Researchers examined hospital data and state tax records for 9,997 fracture patients treated surgically at a U.S. academic trauma center between 2003 and 2014, as well as a control group based on resampled data for pre-fracture patients at least six years prior to their injury.

Pre-injury, the mean annual individual income of tax filers was $16,847 and mean household earnings were $38,501. During the five years after injury, the study subjects received a mean annual increase of $206 in Social Security benefits.

Over this same period, fracture patients experienced a mean annual loss in individual earnings of $9,865 and a mean annual reduction in household income of $5,259.

"While we did not have data on the patient's employment status or pre-injury occupation, we assume patients earning lower incomes are more likely to earn income through physical labor employment or in positions with less job security and protection," said lead study author Nathan O'Hara, a researcher in the department of orthopedics at the University of Maryland School of Medicine, in Baltimore.

"The expected recovery time for many surgically treated fractures exceeds the duration of job protection for many individuals," O'Hara said by email. "Maintaining employment, and therefore income is likely contingent on the workplace's ability to accommodate any residual physical impairment from the injury."

Income losses were concentrated in the top three quartiles of earnings, and minimal in those with pre-injury earnings in the bottom quartile, the researchers report in JAMA Network Open.

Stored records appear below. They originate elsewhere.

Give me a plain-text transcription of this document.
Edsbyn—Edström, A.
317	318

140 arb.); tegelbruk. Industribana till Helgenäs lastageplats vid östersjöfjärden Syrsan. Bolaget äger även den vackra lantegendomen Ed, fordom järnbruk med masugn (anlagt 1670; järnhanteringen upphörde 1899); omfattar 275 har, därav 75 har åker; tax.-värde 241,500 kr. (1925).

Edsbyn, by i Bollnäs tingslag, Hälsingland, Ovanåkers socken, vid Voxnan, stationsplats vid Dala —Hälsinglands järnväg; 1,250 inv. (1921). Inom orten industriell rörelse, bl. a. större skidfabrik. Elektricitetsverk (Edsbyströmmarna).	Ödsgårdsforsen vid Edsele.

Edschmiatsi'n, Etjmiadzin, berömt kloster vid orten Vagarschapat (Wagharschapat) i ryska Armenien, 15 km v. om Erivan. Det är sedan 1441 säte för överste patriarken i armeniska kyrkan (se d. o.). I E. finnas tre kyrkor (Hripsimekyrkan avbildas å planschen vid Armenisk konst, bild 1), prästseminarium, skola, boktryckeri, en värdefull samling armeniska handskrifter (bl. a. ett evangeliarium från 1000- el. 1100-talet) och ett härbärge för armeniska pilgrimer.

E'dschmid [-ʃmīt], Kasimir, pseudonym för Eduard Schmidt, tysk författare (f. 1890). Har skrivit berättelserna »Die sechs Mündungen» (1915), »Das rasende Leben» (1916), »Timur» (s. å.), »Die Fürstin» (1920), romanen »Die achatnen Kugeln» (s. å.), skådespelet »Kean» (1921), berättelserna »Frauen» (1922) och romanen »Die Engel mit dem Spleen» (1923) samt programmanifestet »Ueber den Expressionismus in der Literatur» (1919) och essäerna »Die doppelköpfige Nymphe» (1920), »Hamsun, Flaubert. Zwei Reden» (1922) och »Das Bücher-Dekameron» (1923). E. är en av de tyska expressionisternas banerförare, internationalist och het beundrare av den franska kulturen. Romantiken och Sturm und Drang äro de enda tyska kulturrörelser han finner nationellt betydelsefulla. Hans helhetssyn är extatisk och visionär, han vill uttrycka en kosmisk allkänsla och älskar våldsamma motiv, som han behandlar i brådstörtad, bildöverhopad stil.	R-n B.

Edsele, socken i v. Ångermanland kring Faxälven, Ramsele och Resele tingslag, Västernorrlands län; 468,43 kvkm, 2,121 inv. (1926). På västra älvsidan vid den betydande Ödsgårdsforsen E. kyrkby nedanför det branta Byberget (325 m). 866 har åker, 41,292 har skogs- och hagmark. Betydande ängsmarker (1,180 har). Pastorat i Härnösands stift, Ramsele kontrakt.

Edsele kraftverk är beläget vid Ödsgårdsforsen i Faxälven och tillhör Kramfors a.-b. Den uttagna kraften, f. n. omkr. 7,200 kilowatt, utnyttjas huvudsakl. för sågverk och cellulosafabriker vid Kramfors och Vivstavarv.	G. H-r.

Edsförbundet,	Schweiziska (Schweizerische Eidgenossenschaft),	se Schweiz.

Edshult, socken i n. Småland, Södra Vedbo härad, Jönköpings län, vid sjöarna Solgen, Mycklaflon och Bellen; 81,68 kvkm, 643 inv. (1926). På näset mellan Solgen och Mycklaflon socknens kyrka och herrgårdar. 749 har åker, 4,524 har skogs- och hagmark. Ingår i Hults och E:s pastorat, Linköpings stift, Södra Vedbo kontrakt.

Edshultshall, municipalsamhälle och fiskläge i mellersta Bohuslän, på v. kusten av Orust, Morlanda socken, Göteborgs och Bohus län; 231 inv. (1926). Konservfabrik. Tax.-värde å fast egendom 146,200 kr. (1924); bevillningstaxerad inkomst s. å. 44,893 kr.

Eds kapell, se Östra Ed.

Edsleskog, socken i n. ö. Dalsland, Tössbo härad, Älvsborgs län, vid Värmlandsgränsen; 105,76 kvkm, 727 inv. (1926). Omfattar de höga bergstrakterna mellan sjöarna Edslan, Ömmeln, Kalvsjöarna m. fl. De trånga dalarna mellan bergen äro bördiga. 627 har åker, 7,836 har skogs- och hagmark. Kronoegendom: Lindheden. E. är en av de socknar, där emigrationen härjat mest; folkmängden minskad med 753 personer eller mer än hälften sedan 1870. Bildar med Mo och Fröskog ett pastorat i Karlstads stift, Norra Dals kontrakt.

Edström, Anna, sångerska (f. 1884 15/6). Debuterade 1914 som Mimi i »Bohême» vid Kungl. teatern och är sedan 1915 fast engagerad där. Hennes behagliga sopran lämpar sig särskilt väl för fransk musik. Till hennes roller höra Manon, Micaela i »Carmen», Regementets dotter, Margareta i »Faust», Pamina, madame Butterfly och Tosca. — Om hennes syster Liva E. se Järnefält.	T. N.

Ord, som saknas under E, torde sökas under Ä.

The pre-injury risk of catastrophic wage loss was 10.5%, and this rose to 12.7% after fractures occurred. One in five patients experienced catastrophic wage loss in the two years following surgery.

Fracture patients over age 65 experienced a greater post-injury increase in Social Security benefits (161%) than those under 65 (51%).

In addition, patients with distal fractures had a greater increase in Social Security benefits (72%) than patients with proximal fractures (43%). The smallest increases in Social Security benefits went to patients with femur fractures (17%), and hand fractures (37%).

The gains in Social Security benefits, however, offset less than 10% of annual income losses, the authors note.

One limitation of the study is that self-employment income and tips or earnings from jobs earning less than $1,800 a year are not covered by the W-2 tax forms used for the analysis. As a result, many patients may have had at least some sources of income that were not included in the analysis, the study team points out.

Even so, the results underscore the importance of consulting with patients on the potential financial fallout from injuries and any potential barriers to care that may result from lost income and employee health benefits, said Dr. I. Leah Gitajn, an assistant professor of orthopedics at the Geisel School of Medicine at Dartmouth College in Hanover, New Hampshire.

Some people who sustain serious injuries whose jobs require strenuous physical activity, like heavy laborers, or those whose jobs require standing like nurses and teachers, may need to consider alternative jobs, Dr. Gitajn, who wasn't involved in the study, said by email. They may also need to spend time and money retraining for a new job, and struggle to afford physical therapy needed for optimal outcomes after surgery.

"It is important for clinicians to consider the impact of injury on patients' lives as a whole," Dr. Gitajn said. "People who sustain fractures that require surgery would benefit from a more comprehensive case management approach beyond effective fracture treatment, including cost effective and accessible physical therapy and job retraining resources, effective pain management for those with persistent and chronic pain and access to additional resources for those experiencing housing or food insecurity."